The Florida outcome came as voting is drawing to a close on a day that could answer whether the billionaire is unstoppable in his quest to win the nomination, or can be denied a clear path to securing the delegates needed for victory.
Rubio once was viewed as one of the party’s rising stars, after winning his seat in Florida in 2010 as part of a Tea Party surge that year. Polling often showed him as a popular second-choice candidate for Republican primary voters, yet he struggled to record any wins in the early states. He finished fifth in New Hampshire’s primary.
After finishing second in South Carolina and Nevada, he went after Trump more directly, first on the debate stage and then in a series of campaign stops. He questioned Trump’s manhood, called the front-runner a “con artist” and mocked his “spray tan.” Rubio has since said he regretted that change in his tone.
For a brief time, after Rubio’s one-time mentor Jeb Bush dropped out, establishment Republicans viewed him as the best hope to stop the rise of Trump. Yet his mainstream positions, and relative youth as a one-term senator, were no match for the bombastic billionaire, who took to calling him "Little Marco" during debates.
It was in those debates that Rubio often shined, but he never could translate that into votes on the campaign trail.
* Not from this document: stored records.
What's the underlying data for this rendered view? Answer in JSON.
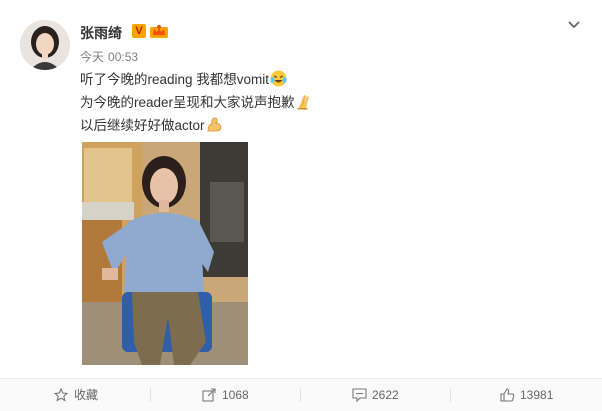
{
  "post": {
    "author": "张雨绮",
    "verified_badge": "V",
    "time_label": "今天",
    "time": "00:53",
    "lines": [
      "听了今晚的reading 我都想vomit",
      "为今晚的reader呈现和大家说声抱歉",
      "以后继续好好做actor"
    ],
    "line_emojis": [
      "crying-laughing-emoji",
      "praying-hands-emoji",
      "flexed-biceps-emoji"
    ]
  },
  "actions": {
    "favorite_label": "收藏",
    "repost_count": "1068",
    "comment_count": "2622",
    "like_count": "13981"
  },
  "icons": [
    "chevron-down-icon",
    "star-icon",
    "share-icon",
    "comment-icon",
    "thumbs-up-icon"
  ],
  "colors": {
    "badge_bg": "#f7a400",
    "badge_text": "#c01e00",
    "meta_gray": "#808080",
    "footer_bg": "#fafafa"
  }
}
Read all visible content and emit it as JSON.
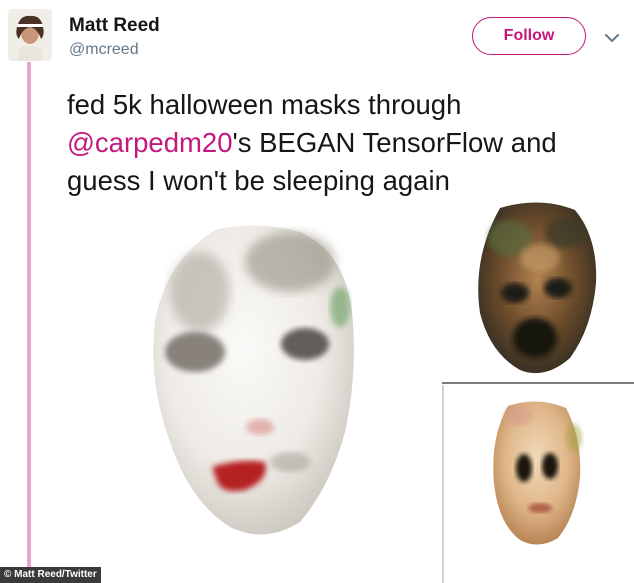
{
  "tweet": {
    "author_name": "Matt Reed",
    "author_handle": "@mcreed",
    "follow_label": "Follow",
    "text_part1": "fed 5k halloween masks through",
    "mention": "@carpedm20",
    "text_part2": "'s BEGAN TensorFlow and",
    "text_part3": "guess I won't be sleeping again"
  },
  "caption": {
    "credit": "© Matt Reed/Twitter"
  },
  "icons": {
    "more": "chevron-down-icon"
  },
  "colors": {
    "accent": "#c3187d",
    "thread": "#e8a6c9"
  }
}
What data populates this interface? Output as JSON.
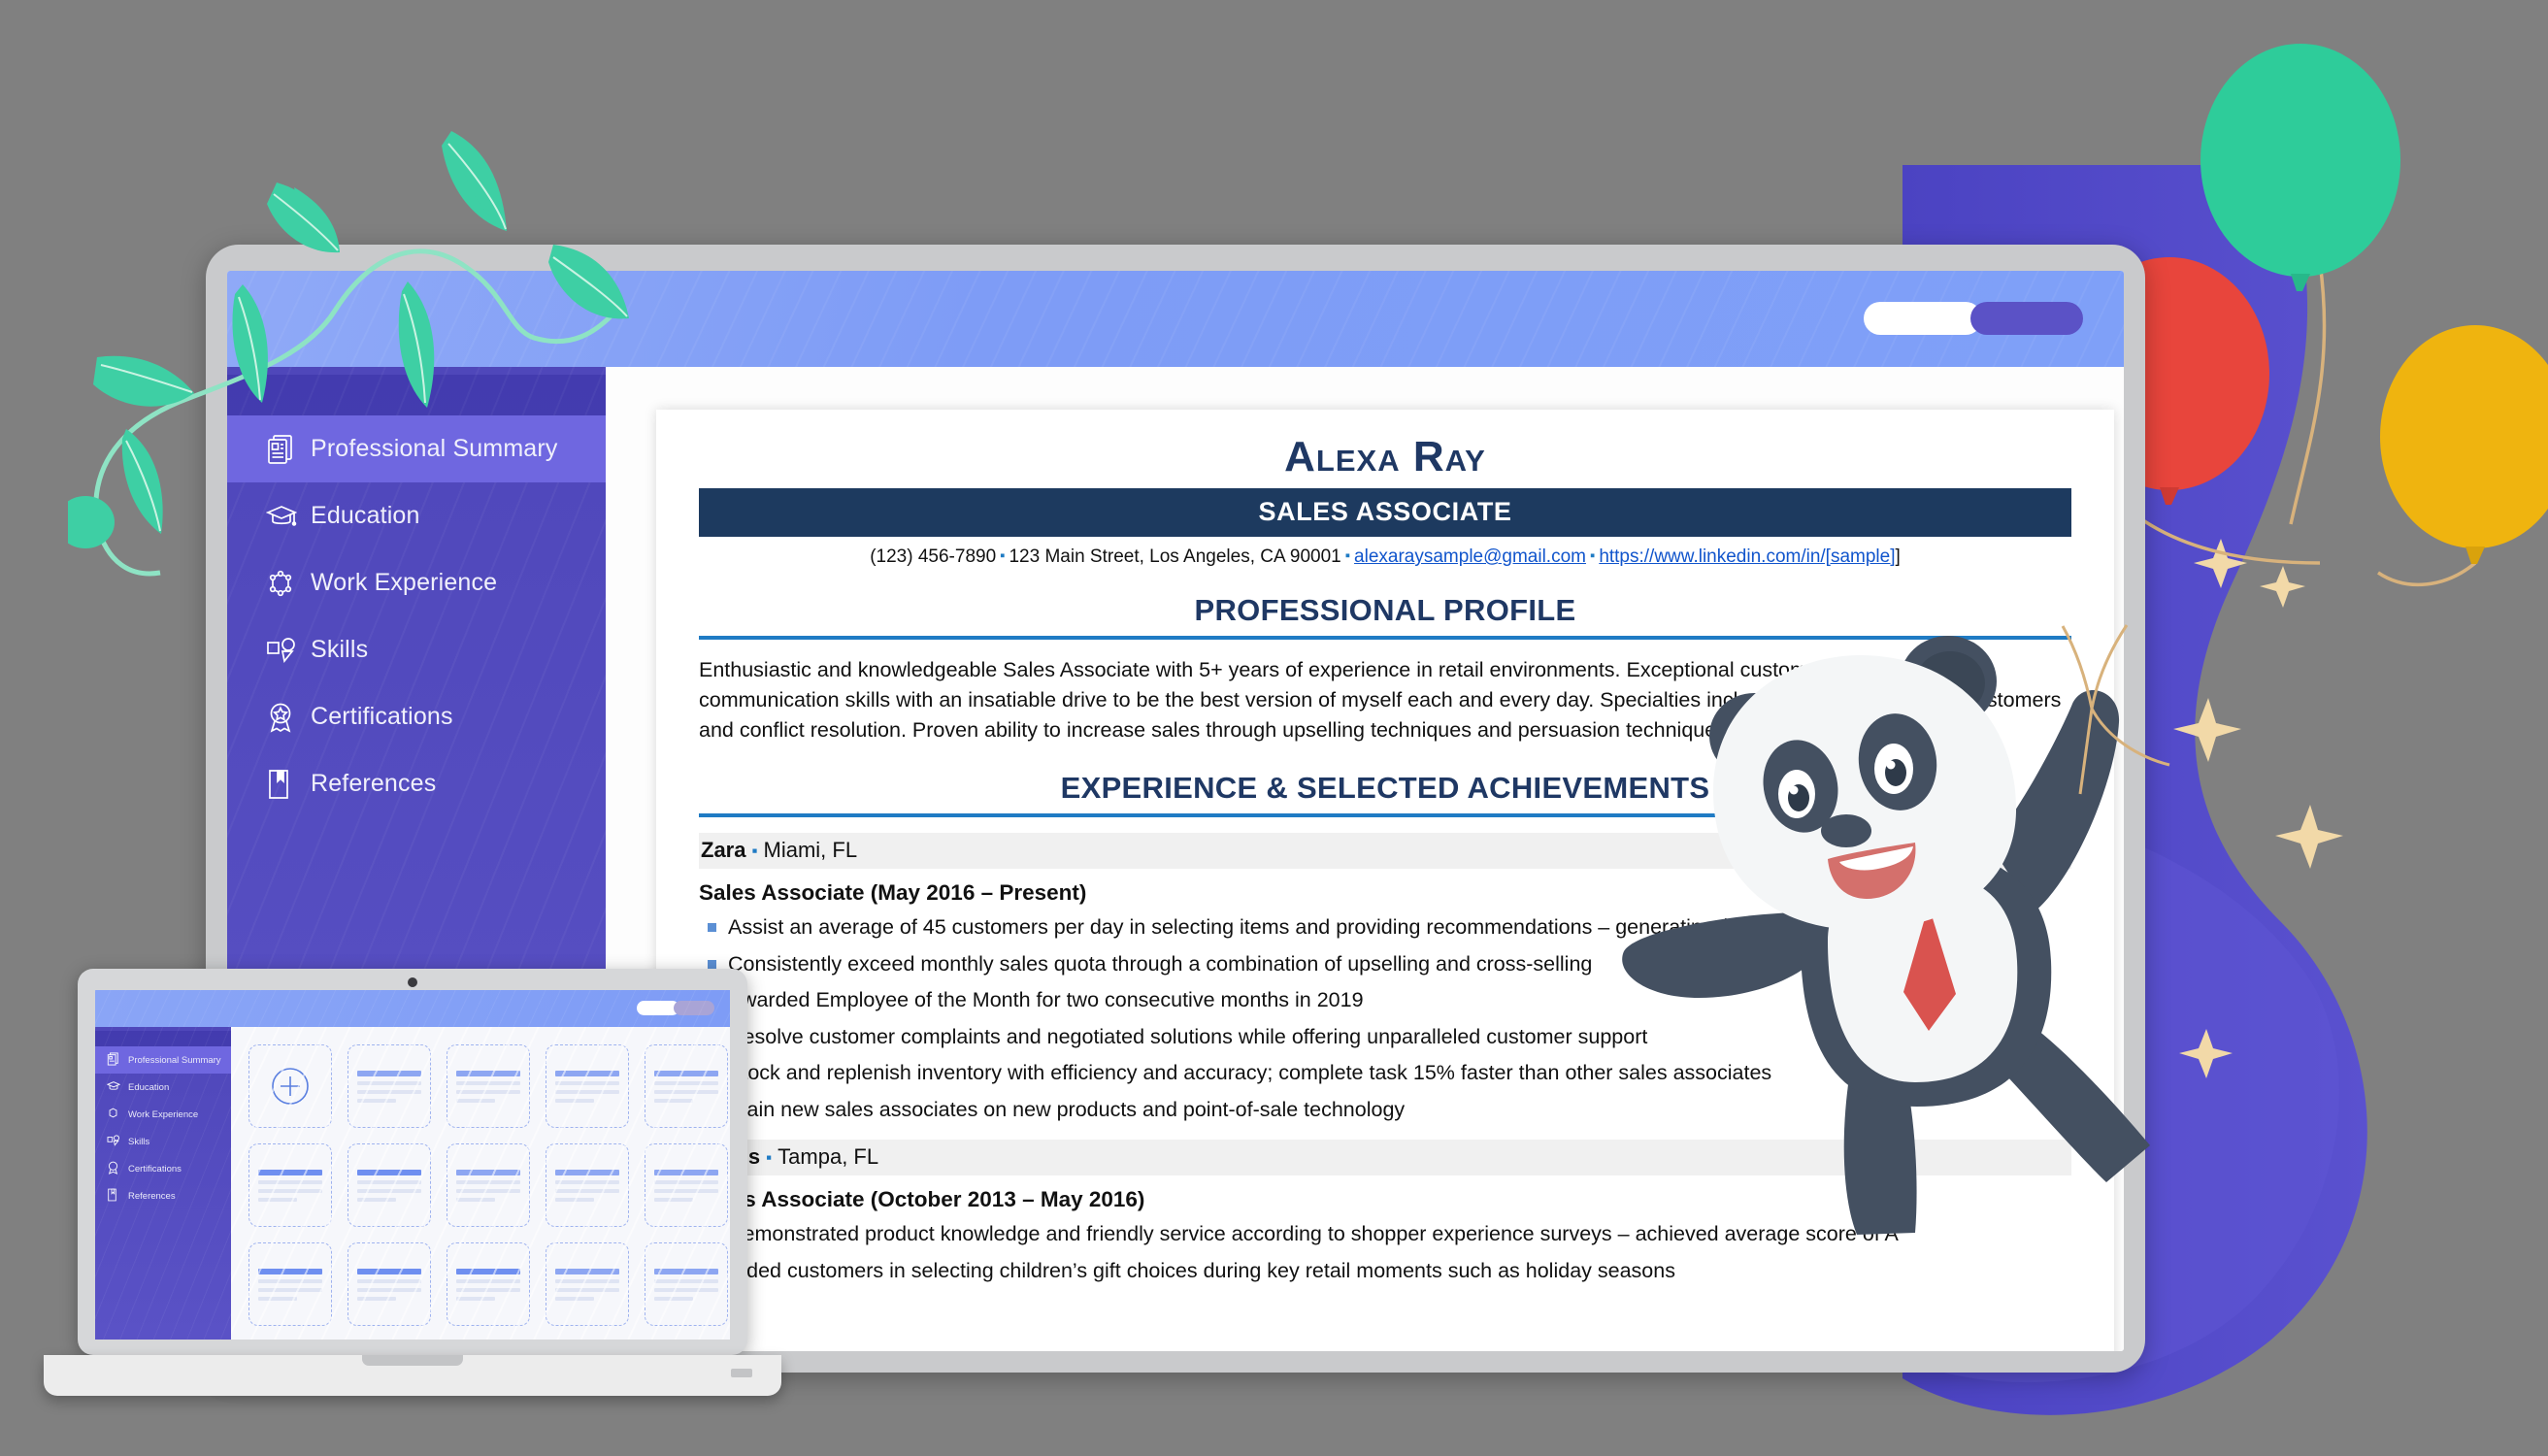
{
  "app": {
    "topbar": {
      "pill_primary_label": "",
      "pill_secondary_label": ""
    },
    "sidebar": {
      "items": [
        {
          "label": "Professional Summary",
          "icon": "document-lines-icon",
          "active": true
        },
        {
          "label": "Education",
          "icon": "graduation-cap-icon",
          "active": false
        },
        {
          "label": "Work Experience",
          "icon": "network-hexagon-icon",
          "active": false
        },
        {
          "label": "Skills",
          "icon": "skills-tag-icon",
          "active": false
        },
        {
          "label": "Certifications",
          "icon": "award-ribbon-icon",
          "active": false
        },
        {
          "label": "References",
          "icon": "bookmark-book-icon",
          "active": false
        }
      ]
    }
  },
  "resume": {
    "name": "Alexa Ray",
    "job_title": "SALES ASSOCIATE",
    "contact": {
      "phone": "(123) 456-7890",
      "address": "123 Main Street, Los Angeles, CA 90001",
      "email": "alexaraysample@gmail.com",
      "linkedin": "https://www.linkedin.com/in/[sample]",
      "linkedin_suffix": "]",
      "separator": "▪"
    },
    "sections": [
      {
        "heading": "PROFESSIONAL PROFILE",
        "paragraph": "Enthusiastic and knowledgeable Sales Associate with 5+ years of experience in retail environments. Exceptional customer service and communication skills with an insatiable drive to be the best version of myself each and every day. Specialties include dealing with difficult customers and conflict resolution. Proven ability to increase sales through upselling techniques and persuasion techniques."
      },
      {
        "heading": "EXPERIENCE & SELECTED ACHIEVEMENTS",
        "jobs": [
          {
            "company": "Zara",
            "location": "Miami, FL",
            "role": "Sales Associate (May 2016 – Present)",
            "bullets": [
              "Assist an average of 45 customers per day in selecting items and providing recommendations – generating $20K in incremental revenue",
              "Consistently exceed monthly sales quota through a combination of upselling and cross-selling",
              "Awarded Employee of the Month for two consecutive months in 2019",
              "Resolve customer complaints and negotiated solutions while offering unparalleled customer support",
              "Stock and replenish inventory with efficiency and accuracy; complete task 15% faster than other sales associates",
              "Train new sales associates on new products and point-of-sale technology"
            ]
          },
          {
            "company": "Kohls",
            "location": "Tampa, FL",
            "role": "Sales Associate (October 2013 – May 2016)",
            "bullets": [
              "Demonstrated product knowledge and friendly service according to shopper experience surveys – achieved average score of A",
              "Aided customers in selecting children’s gift choices during key retail moments such as holiday seasons"
            ]
          }
        ]
      }
    ]
  },
  "preview_laptop": {
    "sidebar_items": [
      "Professional Summary",
      "Education",
      "Work Experience",
      "Skills",
      "Certifications",
      "References"
    ],
    "gallery": {
      "add_card_label": "+",
      "rows": 3,
      "columns": 5
    }
  },
  "decorations": {
    "balloons": [
      {
        "name": "teal-balloon",
        "color": "#2ecc9a"
      },
      {
        "name": "red-balloon",
        "color": "#e8453c"
      },
      {
        "name": "yellow-balloon",
        "color": "#efb40f"
      }
    ],
    "vine": {
      "name": "leaf-vine",
      "color": "#3ed0a5"
    },
    "blob": {
      "name": "purple-blob",
      "color": "#4a42c0"
    },
    "mascot": {
      "name": "panda-mascot",
      "tie_color": "#d9534f"
    }
  },
  "colors": {
    "background": "#808080",
    "sidebar": "#4f47ba",
    "sidebar_active": "#6f67e0",
    "topbar": "#7e9cf6",
    "resume_navy": "#1f3864",
    "resume_bar": "#1d3a5f",
    "resume_rule": "#1f7bc4",
    "link": "#1155cc"
  }
}
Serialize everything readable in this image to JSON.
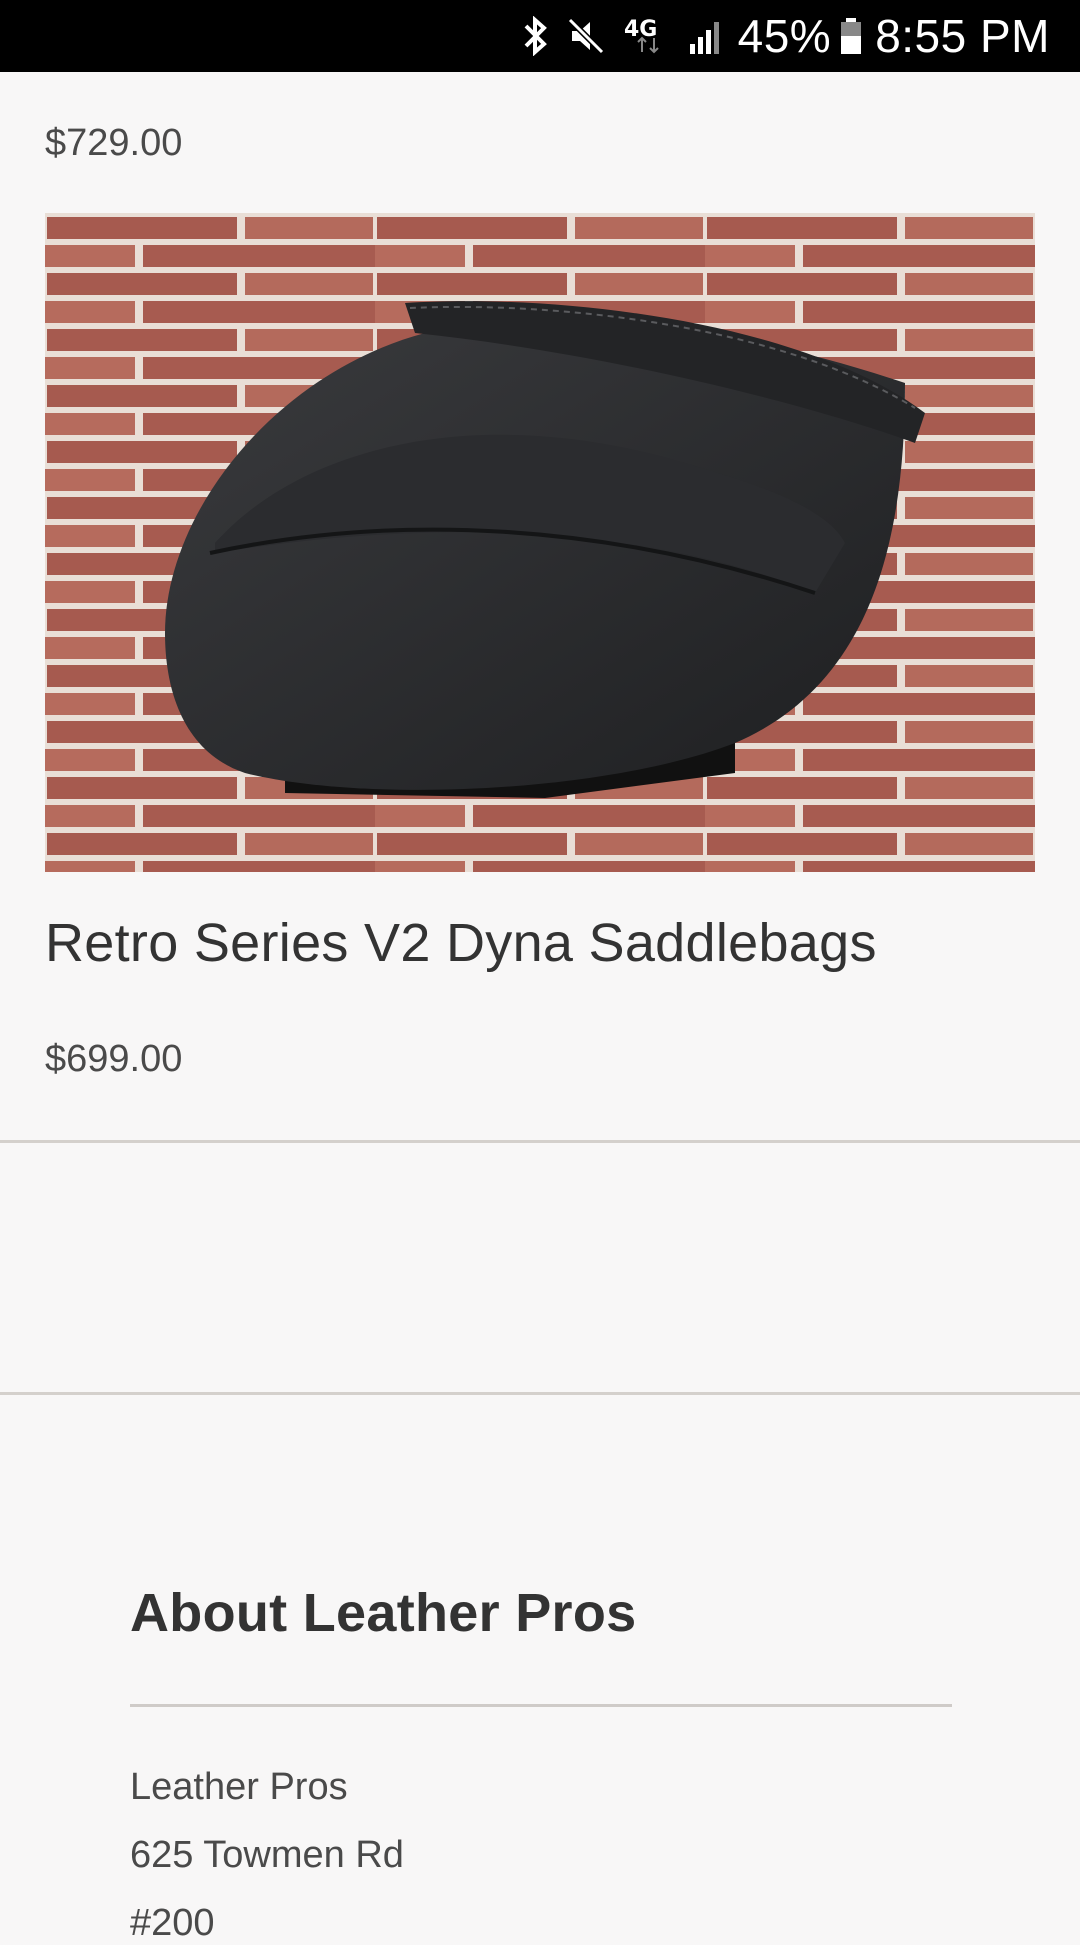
{
  "status_bar": {
    "icons": [
      "bluetooth-icon",
      "mute-icon",
      "4g-lte-icon",
      "signal-icon",
      "battery-icon"
    ],
    "network": "4G",
    "battery": "45%",
    "time": "8:55 PM"
  },
  "products": {
    "previous_price": "$729.00",
    "item": {
      "title": "Retro Series V2 Dyna Saddlebags",
      "price": "$699.00",
      "image_icon": "saddlebag-product-photo"
    }
  },
  "about": {
    "heading": "About Leather Pros",
    "address": [
      "Leather Pros",
      "625 Towmen Rd",
      "#200"
    ]
  },
  "colors": {
    "background": "#f8f7f7",
    "text": "#333333",
    "status_bar": "#000000",
    "brick": "#b0645a"
  }
}
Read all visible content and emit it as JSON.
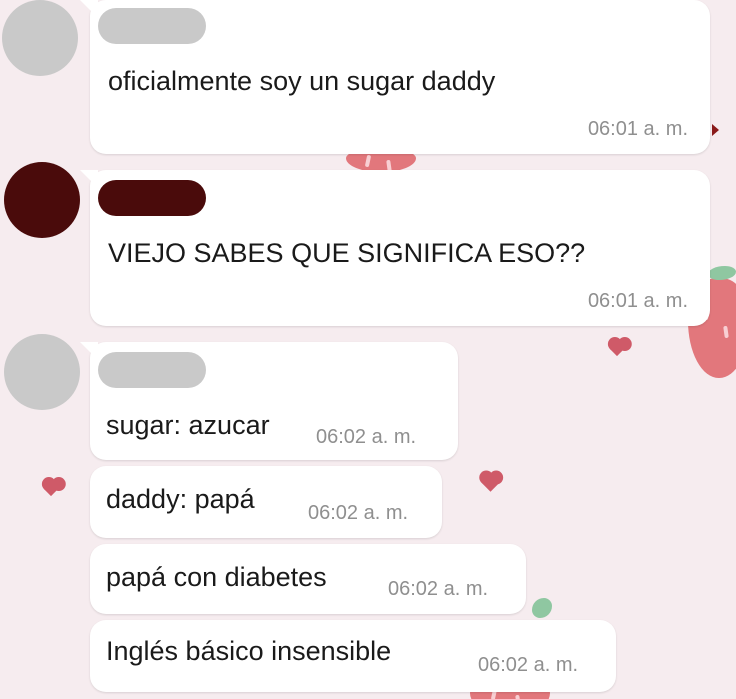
{
  "messages": [
    {
      "sender_avatar": "gray-avatar",
      "text": "oficialmente soy un sugar daddy",
      "time": "06:01 a. m."
    },
    {
      "sender_avatar": "dark-red-avatar",
      "text": "VIEJO SABES QUE SIGNIFICA ESO??",
      "time": "06:01 a. m."
    },
    {
      "sender_avatar": "gray-avatar",
      "text": "sugar: azucar",
      "time": "06:02 a. m."
    },
    {
      "sender_avatar": "gray-avatar",
      "text": "daddy: papá",
      "time": "06:02 a. m."
    },
    {
      "sender_avatar": "gray-avatar",
      "text": "papá con diabetes",
      "time": "06:02 a. m."
    },
    {
      "sender_avatar": "gray-avatar",
      "text": "Inglés básico insensible",
      "time": "06:02 a. m."
    }
  ],
  "colors": {
    "background": "#f6ecef",
    "bubble": "#ffffff",
    "redacted_gray": "#c9c9c9",
    "redacted_dark": "#4a0b0b",
    "timestamp": "#8f8f8f",
    "wallpaper_strawberry": "#e2777c",
    "wallpaper_heart": "#cf5a68"
  }
}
He won just three contests: Minnesota, the District of Columbia and Puerto Rico.
The four other large states voting today, in what could prove to be the most consequential primary balloting yet, are Ohio, North Carolina, Illinois and Missouri. A Trump win in Ohio would make it almost impossible to stop his drive to the nomination, while also essentially ending the bid of Ohio Governor John Kasich.
The five states will allocate more delegates than on any other day on the nomination calendar, except for Super Tuesday two weeks ago. The voting also could go a long way to determining whether Trump will cruise to the nomination, or whether the party is headed for a potentially chaotic national convention in Cleveland in July.
The voting is the first tangible measure of Trump’s standing since a melee broke out Friday night in Chicago after the real estate mogul abruptly canceled a rally because of protests inside and outside the arena. The incident further heightened unease among establishment Republicans desperately seeking a way to stop him.
State wins will be closely watched on both sides of the race, but just as important are the number of delegates the candidates will secure. Like Florida, Ohio has a greater importance there, too, because it also awards delegates on a winner-take-all basis.
Even if the number of candidates shrinks following Tuesday’s voting, Trump could be hard to stop, in part because of the sped-up nomination calendar that has allowed to him to already amass a substantial delegate lead.
Heading into Tuesday’s balloting, Trump had 460 of the 1,237 delegates needed to win, according to Associated Press estimates. Senator Ted Cruz of Texas had 370, followed by Rubio at 163 and Kasich at 63.
As he did on Super Tuesday, Trump has called a news conference for 9 p.m. at his Mar-A-Lago Club in Palm Beach, Florida.
Rubio and Kasich have both outlined campaign schedules beyond Tuesday’s voting, although the governor has said he’ll drop out of the race if he doesn’t win Ohio.